Nach der Erinnerung lenkt Herodotos das Gespräch auf ein neues Ziel.

Er berichtet von der Insel Andros.

Nach seinen Erzählungen handelt es sich um einen geheimnisvollen Ort, über den zahlreiche Legenden existieren.

Andros soll nicht nur eine gewöhnliche Insel sein.

Vielmehr verbinden sich dort Geschichte, Mythologie und rätselhafte Überlieferungen.

Für Kassandra ergibt sich daraus eine neue Spur.

Wenn Antworten über ihre Herkunft oder den Kult des Kosmos existieren, könnten sie dort verborgen liegen.

Damit beginnt ein völlig neuer Abschnitt ihrer Reise.


Historischer Hintergrund: Die Insel Andros

Andros ist eine reale griechische Insel und gehört zu den Kykladen in der Ägäis.

Bereits in der Antike spielte sie eine bedeutende Rolle im Handel zwischen den griechischen Inseln und dem Festland.

Bekannt war Andros unter anderem für:

  • ihre fruchtbaren Landschaften,
  • zahlreiche Quellen,
  • Handelsschifffahrt,
  • Weinbau,
  • Tempelanlagen.

In der griechischen Mythologie taucht die Insel mehrfach in verschiedenen Erzählungen auf.

Ubisoft nutzt diese historischen Grundlagen und erweitert sie um mystische Elemente, die perfekt zur Handlung von Assassin's Creed Odyssey passen.

Dadurch entsteht eine glaubwürdige Mischung aus Realität und Mythologie.


Aufbruch in ein neues Abenteuer

Nach dem Besuch des Grabes endet die Zeit des Nachdenkens.

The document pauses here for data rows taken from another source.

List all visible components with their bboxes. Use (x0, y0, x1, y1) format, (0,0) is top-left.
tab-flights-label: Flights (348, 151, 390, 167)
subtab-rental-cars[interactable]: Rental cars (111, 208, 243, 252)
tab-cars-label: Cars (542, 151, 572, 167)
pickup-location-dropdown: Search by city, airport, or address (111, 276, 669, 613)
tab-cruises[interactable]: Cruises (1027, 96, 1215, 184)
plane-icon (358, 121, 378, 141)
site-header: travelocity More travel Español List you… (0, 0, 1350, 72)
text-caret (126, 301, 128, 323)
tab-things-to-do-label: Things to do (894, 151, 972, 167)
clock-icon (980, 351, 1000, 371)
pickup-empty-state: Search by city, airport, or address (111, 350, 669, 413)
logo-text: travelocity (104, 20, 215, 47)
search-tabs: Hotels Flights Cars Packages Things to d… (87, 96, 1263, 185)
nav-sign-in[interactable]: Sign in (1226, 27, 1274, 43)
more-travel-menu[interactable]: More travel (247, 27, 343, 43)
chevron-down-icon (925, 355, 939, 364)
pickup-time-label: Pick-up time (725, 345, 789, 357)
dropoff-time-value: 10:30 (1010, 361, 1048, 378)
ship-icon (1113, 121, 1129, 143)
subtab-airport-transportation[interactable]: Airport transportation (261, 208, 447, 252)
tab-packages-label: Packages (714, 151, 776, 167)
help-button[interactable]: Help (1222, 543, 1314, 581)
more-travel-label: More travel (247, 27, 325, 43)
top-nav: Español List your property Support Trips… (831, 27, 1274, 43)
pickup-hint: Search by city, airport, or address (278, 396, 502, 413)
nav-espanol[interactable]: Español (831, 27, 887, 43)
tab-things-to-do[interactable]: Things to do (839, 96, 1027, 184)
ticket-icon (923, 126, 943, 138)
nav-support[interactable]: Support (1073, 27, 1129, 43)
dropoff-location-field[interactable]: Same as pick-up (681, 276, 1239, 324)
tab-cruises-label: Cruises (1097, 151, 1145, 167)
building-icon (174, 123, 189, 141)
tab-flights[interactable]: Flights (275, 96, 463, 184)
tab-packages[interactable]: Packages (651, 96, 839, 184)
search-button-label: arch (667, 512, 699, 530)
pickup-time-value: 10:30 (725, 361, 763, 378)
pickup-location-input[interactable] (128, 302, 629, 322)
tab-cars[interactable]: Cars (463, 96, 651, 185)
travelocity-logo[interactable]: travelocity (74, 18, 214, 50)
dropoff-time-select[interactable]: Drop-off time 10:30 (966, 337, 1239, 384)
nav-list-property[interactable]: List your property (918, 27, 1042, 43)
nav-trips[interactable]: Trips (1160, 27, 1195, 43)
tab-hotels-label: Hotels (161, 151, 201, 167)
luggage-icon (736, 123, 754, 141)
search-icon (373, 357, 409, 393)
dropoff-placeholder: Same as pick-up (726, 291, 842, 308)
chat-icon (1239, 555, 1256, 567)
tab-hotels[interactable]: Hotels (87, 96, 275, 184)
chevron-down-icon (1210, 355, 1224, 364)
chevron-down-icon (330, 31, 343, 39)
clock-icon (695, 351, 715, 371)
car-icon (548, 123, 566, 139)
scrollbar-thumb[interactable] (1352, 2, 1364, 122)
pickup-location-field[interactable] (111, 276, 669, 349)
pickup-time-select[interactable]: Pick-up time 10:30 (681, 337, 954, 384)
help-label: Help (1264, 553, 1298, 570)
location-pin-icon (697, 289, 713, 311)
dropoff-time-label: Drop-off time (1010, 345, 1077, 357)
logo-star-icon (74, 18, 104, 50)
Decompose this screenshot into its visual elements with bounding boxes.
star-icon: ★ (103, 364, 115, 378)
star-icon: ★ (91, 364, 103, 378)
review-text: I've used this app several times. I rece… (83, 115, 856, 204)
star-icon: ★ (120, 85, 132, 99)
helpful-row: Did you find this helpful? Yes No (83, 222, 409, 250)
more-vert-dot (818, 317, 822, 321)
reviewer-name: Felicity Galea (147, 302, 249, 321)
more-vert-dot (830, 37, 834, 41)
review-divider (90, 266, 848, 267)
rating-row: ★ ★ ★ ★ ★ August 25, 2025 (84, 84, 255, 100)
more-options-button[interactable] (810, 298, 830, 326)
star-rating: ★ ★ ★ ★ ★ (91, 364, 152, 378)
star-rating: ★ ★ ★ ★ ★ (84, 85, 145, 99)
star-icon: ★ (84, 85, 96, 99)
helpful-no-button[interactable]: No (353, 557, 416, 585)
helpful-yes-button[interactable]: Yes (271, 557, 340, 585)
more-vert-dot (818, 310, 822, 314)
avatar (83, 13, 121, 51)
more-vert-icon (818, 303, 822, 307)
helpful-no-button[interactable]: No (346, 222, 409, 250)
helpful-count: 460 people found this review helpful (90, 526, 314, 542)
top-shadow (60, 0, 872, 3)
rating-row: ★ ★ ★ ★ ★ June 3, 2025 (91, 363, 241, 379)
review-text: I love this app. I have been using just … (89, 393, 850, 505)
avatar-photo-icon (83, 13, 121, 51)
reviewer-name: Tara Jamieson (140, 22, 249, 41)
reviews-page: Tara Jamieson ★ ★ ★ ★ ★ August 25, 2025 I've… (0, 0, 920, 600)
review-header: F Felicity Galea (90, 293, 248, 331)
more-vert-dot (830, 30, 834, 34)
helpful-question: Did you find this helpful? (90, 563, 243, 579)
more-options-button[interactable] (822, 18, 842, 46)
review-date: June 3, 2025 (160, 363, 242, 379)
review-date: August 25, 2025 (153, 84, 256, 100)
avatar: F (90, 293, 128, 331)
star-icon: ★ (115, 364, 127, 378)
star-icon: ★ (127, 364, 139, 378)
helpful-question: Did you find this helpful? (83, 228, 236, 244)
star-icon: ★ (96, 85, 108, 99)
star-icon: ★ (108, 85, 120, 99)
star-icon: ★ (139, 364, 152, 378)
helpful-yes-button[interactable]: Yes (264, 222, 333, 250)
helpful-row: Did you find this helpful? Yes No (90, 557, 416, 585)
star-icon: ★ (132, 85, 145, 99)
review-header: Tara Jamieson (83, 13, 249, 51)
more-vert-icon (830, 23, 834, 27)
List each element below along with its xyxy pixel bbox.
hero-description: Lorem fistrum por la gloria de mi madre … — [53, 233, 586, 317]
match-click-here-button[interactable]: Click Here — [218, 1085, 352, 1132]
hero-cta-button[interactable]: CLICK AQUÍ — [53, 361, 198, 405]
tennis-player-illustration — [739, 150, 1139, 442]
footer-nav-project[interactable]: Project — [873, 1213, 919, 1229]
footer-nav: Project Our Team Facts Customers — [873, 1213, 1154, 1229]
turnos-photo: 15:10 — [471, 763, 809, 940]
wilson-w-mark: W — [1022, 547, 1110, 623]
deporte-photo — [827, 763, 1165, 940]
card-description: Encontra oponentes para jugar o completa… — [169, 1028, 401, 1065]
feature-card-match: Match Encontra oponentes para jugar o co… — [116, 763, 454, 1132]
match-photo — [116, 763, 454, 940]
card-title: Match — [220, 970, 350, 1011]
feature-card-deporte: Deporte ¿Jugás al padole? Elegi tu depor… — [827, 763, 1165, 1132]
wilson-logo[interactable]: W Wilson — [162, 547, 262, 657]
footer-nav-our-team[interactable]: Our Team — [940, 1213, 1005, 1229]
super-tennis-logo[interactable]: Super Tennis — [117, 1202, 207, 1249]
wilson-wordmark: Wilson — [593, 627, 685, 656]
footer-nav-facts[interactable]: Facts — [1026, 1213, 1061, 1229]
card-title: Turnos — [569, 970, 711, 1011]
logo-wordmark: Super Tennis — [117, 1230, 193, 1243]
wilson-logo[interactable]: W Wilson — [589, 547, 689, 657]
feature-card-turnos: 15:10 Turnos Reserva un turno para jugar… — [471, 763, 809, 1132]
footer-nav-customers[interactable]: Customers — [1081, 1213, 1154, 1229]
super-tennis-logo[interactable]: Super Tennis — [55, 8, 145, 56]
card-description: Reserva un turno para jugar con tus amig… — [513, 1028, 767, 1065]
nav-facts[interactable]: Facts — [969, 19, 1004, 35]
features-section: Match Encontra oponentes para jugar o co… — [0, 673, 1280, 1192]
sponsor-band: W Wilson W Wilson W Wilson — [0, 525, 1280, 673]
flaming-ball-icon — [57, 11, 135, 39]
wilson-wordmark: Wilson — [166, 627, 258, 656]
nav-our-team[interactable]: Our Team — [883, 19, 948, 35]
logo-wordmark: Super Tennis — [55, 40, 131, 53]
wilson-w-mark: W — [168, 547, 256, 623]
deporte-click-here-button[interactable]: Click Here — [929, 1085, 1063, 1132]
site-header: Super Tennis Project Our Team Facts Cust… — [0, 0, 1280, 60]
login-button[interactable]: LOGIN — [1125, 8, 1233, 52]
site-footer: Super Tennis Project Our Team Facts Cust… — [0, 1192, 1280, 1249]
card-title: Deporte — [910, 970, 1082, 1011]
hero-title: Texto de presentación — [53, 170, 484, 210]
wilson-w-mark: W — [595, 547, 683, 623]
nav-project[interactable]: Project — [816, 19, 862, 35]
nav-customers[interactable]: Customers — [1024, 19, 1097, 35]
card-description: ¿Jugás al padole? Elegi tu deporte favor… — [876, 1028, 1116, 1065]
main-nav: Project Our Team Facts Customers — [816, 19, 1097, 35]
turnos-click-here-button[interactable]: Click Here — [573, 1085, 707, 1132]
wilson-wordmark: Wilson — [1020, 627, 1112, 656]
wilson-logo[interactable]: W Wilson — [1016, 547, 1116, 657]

Kassandra, Barnabas und Herodotos bereiten sich auf ihre nächste Reise vor.

Das Schiff wird erneut zum Mittelpunkt der Geschichte.

Schon seit Beginn des Spiels dient die Adrestia als mobiles Hauptquartier.

Von hier aus erreicht Kassandra neue Inseln, verfolgt Missionen und stellt sich Seeschlachten.

Nun beginnt eine weitere Etappe ihrer Reise durch die Ägäis.


Piraten auf hoher See

Bevor die eigentliche Reise weitergehen kann, müssen zunächst Piraten bekämpft werden.

Diese stellen eine ständige Bedrohung für Händler, Reisende und auch für Kassandra selbst dar.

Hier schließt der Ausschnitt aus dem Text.